L’ex-Premier ministre d’Emmanuel Macron propose notamment la création d’un « verrou Schengen », qui empêcherait tout État européen d’« engager seul une régularisation massive » de sans-papiers « au-delà d’un seuil défini collectivement » et « sans accord préalable ». « Il n’est plus raisonnable qu’un pays puisse engager seul une régularisation massive de personnes entrées ou demeurées irrégulièrement en Europe sans en discuter avec ses partenaires », assène Edouard Philippe, qui, comme d’autres responsables de droite et d’extrême droite, fait un lien entre la crise de Ceuta et le plan massif de régularisation lancé en début d’année par Madrid, qui a selon lui créé « un appel d’air pour tout le continent » – bien que l’enclave nord-africaine n’appartienne pas à l’espace de libre circulation européen.

Le prétendant à l’Élysée souhaite également « instaurer un dispositif anti-chantage migratoire », sous la forme d’un « régime européen d’urgence » qui permettrait « la suspension d’enregistrement de nouvelles demandes d’asile face à une situation exceptionnelle d’attaque hybride sur une de nos frontières, comme vient de le proposer le premier ministre grec Kyriakos Mitsotakis ». Edouard Philippe propose également la création d’un « régime européen de sanctions spécifiquement dédié » à la lutte contre l’immigration, « sur le modèle des réseaux terroristes et de la criminalité internationale », qui permettrait de prononcer des mesures comme un « gel des avoirs, interdiction de territoire et sanctions contre leurs soutiens financiers et matériels ».

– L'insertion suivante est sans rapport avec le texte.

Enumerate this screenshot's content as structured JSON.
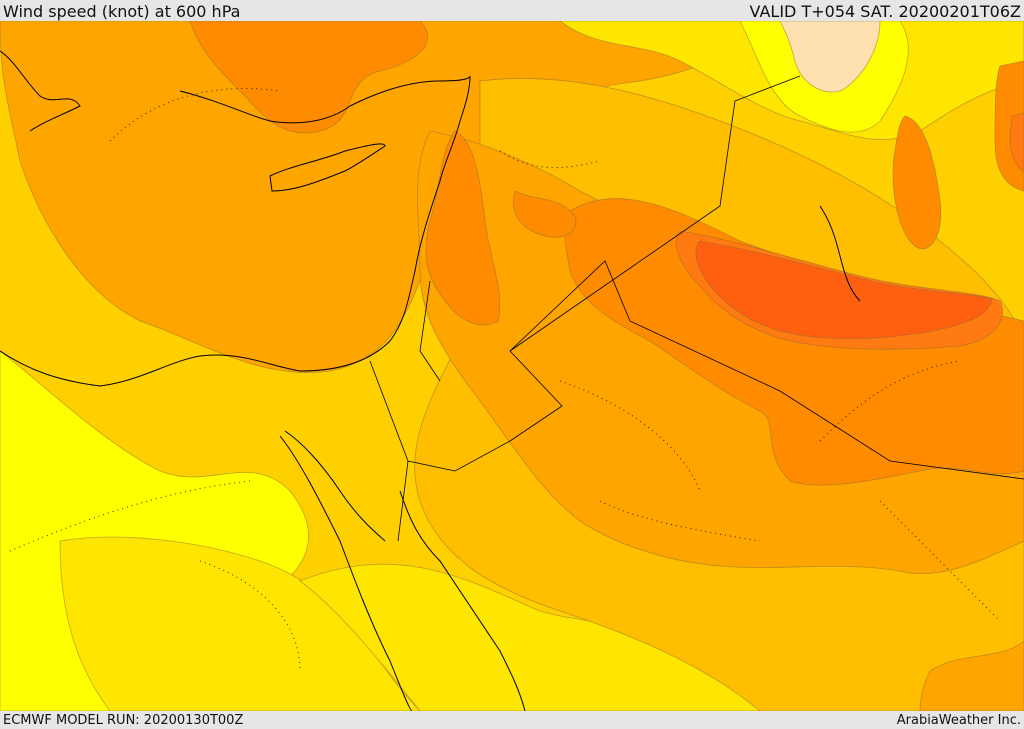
{
  "header": {
    "title": "Wind speed (knot) at 600 hPa",
    "valid": "VALID T+054 SAT. 20200201T06Z"
  },
  "footer": {
    "model_run": "ECMWF MODEL RUN: 20200130T00Z",
    "credit": "ArabiaWeather Inc."
  },
  "map": {
    "colors": {
      "bright_yellow": "#ffff00",
      "yellow": "#ffe600",
      "gold": "#ffd000",
      "light_orange": "#ffbf00",
      "orange": "#ffa500",
      "dark_orange": "#ff8c00",
      "red_orange": "#ff7a10",
      "deep_orange": "#ff6010",
      "peach": "#ffe0b0"
    }
  }
}
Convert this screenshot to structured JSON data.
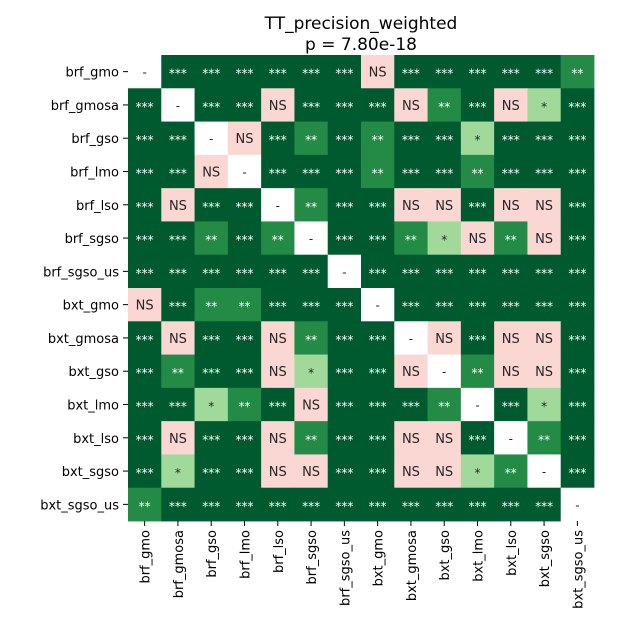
{
  "chart_data": {
    "type": "heatmap",
    "title": "TT_precision_weighted",
    "subtitle": "p = 7.80e-18",
    "labels": [
      "brf_gmo",
      "brf_gmosa",
      "brf_gso",
      "brf_lmo",
      "brf_lso",
      "brf_sgso",
      "brf_sgso_us",
      "bxt_gmo",
      "bxt_gmosa",
      "bxt_gso",
      "bxt_lmo",
      "bxt_lso",
      "bxt_sgso",
      "bxt_sgso_us"
    ],
    "cells": [
      [
        "-",
        "***",
        "***",
        "***",
        "***",
        "***",
        "***",
        "NS",
        "***",
        "***",
        "***",
        "***",
        "***",
        "**"
      ],
      [
        "***",
        "-",
        "***",
        "***",
        "NS",
        "***",
        "***",
        "***",
        "NS",
        "**",
        "***",
        "NS",
        "*",
        "***"
      ],
      [
        "***",
        "***",
        "-",
        "NS",
        "***",
        "**",
        "***",
        "**",
        "***",
        "***",
        "*",
        "***",
        "***",
        "***"
      ],
      [
        "***",
        "***",
        "NS",
        "-",
        "***",
        "***",
        "***",
        "**",
        "***",
        "***",
        "**",
        "***",
        "***",
        "***"
      ],
      [
        "***",
        "NS",
        "***",
        "***",
        "-",
        "**",
        "***",
        "***",
        "NS",
        "NS",
        "***",
        "NS",
        "NS",
        "***"
      ],
      [
        "***",
        "***",
        "**",
        "***",
        "**",
        "-",
        "***",
        "***",
        "**",
        "*",
        "NS",
        "**",
        "NS",
        "***"
      ],
      [
        "***",
        "***",
        "***",
        "***",
        "***",
        "***",
        "-",
        "***",
        "***",
        "***",
        "***",
        "***",
        "***",
        "***"
      ],
      [
        "NS",
        "***",
        "**",
        "**",
        "***",
        "***",
        "***",
        "-",
        "***",
        "***",
        "***",
        "***",
        "***",
        "***"
      ],
      [
        "***",
        "NS",
        "***",
        "***",
        "NS",
        "**",
        "***",
        "***",
        "-",
        "NS",
        "***",
        "NS",
        "NS",
        "***"
      ],
      [
        "***",
        "**",
        "***",
        "***",
        "NS",
        "*",
        "***",
        "***",
        "NS",
        "-",
        "**",
        "NS",
        "NS",
        "***"
      ],
      [
        "***",
        "***",
        "*",
        "**",
        "***",
        "NS",
        "***",
        "***",
        "***",
        "**",
        "-",
        "***",
        "*",
        "***"
      ],
      [
        "***",
        "NS",
        "***",
        "***",
        "NS",
        "**",
        "***",
        "***",
        "NS",
        "NS",
        "***",
        "-",
        "**",
        "***"
      ],
      [
        "***",
        "*",
        "***",
        "***",
        "NS",
        "NS",
        "***",
        "***",
        "NS",
        "NS",
        "*",
        "**",
        "-",
        "***"
      ],
      [
        "**",
        "***",
        "***",
        "***",
        "***",
        "***",
        "***",
        "***",
        "***",
        "***",
        "***",
        "***",
        "***",
        "-"
      ]
    ],
    "colors": {
      "***": "#005a2f",
      "**": "#238b45",
      "*": "#a1d99b",
      "NS": "#fbd7d4",
      "-": "#ffffff"
    },
    "text_colors": {
      "***": "#ffffff",
      "**": "#ffffff",
      "*": "#262626",
      "NS": "#262626",
      "-": "#262626"
    }
  }
}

Enfin, le président du parti Horizons réclame « la suspension de l’enregistrement des demandes d’asile pour plusieurs années » à Mayotte ou en Guyane, départements d’outre-mer « en état de saturation migratoire ». S’il estime que la France « aura besoin d’immigration de travail », Edouard Philippe entend aussi « faire partir ceux qui n’ont pas vocation à rester » dans l’Hexagone, notamment via le règlement européen sur les retours censé « renforcer les procédures d’expulsion » et soutenu par ses élus à Bruxelles. Dans l’autre sens, pour réduire les entrées, Edouard Philippe réitère sa volonté de « mettre fin à l’accord de 1968 » avec l’Algérie et d’« assumer le rapport de force » en utilisant « tous les instruments » disponibles : « visas, aide au développement, accords commerciaux ».